Multi-step-ahead model-free simulation

Encoder-decoder (machine-translation-like) Transformer architecture for model-free multi-step-ahead simulation:

Main files

The training scripts are:

  • train_onestep_lin.py: Decoder-only Transformer for one-step-ahead prediction on the LTI system class
  • train_onestep_wh.py: Decoder-only Transformer for one-step-ahead prediction on the WH system class
  • train_sim_lin.py: Encoder-decoder Transformer for multi-step-ahead simulation on the LTI system class
  • train_sim_wh.py: Encoder-decoder Transformer for multi-step-ahead simulation on the WH system class

The scripts above except train_onestep_lin.py accept command-line arguments to customize the architecture and aspects of the training.
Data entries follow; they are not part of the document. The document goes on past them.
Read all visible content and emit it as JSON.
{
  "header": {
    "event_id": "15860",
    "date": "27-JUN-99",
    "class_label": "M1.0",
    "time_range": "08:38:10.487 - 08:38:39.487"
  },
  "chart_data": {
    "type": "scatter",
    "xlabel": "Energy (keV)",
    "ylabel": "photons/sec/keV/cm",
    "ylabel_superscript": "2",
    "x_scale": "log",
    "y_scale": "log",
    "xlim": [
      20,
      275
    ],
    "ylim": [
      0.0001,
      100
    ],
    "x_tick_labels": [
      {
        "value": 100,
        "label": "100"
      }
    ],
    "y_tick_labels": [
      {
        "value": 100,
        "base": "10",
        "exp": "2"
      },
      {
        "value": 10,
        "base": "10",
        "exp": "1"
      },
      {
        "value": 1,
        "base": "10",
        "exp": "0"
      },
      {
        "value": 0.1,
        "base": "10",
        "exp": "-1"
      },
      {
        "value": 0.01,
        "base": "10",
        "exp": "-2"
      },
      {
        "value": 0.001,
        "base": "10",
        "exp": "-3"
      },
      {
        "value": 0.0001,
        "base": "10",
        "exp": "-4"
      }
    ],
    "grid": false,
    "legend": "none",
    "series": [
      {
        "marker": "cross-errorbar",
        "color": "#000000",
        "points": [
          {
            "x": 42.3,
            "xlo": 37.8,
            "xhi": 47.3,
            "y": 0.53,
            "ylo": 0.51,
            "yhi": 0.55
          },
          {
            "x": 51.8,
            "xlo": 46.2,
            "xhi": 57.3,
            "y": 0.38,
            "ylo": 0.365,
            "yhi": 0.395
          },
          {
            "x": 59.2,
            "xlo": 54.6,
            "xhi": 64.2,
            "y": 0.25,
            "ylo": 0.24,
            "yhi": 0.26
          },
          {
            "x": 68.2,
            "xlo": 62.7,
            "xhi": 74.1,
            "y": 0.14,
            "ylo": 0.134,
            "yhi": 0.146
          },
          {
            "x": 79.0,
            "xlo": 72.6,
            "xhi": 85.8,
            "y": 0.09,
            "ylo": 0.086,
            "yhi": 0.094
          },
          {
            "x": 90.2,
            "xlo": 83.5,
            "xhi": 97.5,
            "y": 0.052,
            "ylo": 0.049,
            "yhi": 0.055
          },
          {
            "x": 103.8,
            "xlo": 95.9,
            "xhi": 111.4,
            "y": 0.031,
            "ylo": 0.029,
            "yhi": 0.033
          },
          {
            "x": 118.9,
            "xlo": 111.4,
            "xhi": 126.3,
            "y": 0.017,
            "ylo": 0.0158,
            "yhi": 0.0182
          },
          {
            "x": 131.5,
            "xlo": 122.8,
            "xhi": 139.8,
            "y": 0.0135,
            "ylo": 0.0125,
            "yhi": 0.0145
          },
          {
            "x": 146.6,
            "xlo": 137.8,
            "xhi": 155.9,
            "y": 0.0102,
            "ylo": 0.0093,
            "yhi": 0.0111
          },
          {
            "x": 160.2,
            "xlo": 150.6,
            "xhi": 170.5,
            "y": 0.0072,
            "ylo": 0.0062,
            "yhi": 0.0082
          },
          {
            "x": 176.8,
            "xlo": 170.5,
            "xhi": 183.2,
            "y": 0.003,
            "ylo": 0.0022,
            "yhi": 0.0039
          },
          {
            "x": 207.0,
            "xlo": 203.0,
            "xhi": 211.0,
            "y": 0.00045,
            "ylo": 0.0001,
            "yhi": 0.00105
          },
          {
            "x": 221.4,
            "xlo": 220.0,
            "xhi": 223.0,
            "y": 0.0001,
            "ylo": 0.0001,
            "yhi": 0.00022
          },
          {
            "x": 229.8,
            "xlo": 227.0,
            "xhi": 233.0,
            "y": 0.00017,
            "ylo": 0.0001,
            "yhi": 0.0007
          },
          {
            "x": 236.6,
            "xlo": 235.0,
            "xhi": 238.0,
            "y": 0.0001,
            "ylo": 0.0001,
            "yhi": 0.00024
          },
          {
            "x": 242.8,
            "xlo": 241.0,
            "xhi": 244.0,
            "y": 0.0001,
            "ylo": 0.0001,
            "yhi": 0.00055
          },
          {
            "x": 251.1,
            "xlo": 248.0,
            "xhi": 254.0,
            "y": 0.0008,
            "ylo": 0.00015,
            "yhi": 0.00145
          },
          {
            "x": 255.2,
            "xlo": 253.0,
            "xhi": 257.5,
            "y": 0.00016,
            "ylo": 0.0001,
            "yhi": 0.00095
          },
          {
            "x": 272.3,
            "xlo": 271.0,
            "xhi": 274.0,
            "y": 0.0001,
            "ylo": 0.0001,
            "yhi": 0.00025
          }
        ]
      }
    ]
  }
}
For instance, the large one-step-ahead Transformer for the WH class described in the paper may be trained with the command:

python train_onestep_wh.py --out-file ckpt_onestep_wh_large --seq-len 1024  --n-layer 12 --n-head 12 --n-embd 768 --batch-size 20 --cuda-device cuda:1

Already-trained weights of all the Transformers discussed in the example reported in the paper are available as assets in the v0.2 Release.

Jupyter notebooks that load the trained model and make predictions/simulations on new data are also available in the repo, e.g. test_onestep_lin.ipynb for one-step prediction on the LTI class.

Software requirements

Experiments were performed on a Python 3.11 conda environment with

  • numpy
  • scipy
  • matplotlib
  • python-control
  • pytorch (v2.0.1)

These dependencies may be installed through the commands:

conda install numpy scipy matplotlib
conda install -c conda-forge control slycot
conda install pytorch -c pytorch

Hardware requirements

While the scripts can run on CPU, execution may be frustratingly slow. For faster training, a GPU is highly recommended. To run the paper's examples, we utilized a dedicated server equipped with an nVidia RTX 3090 GPU.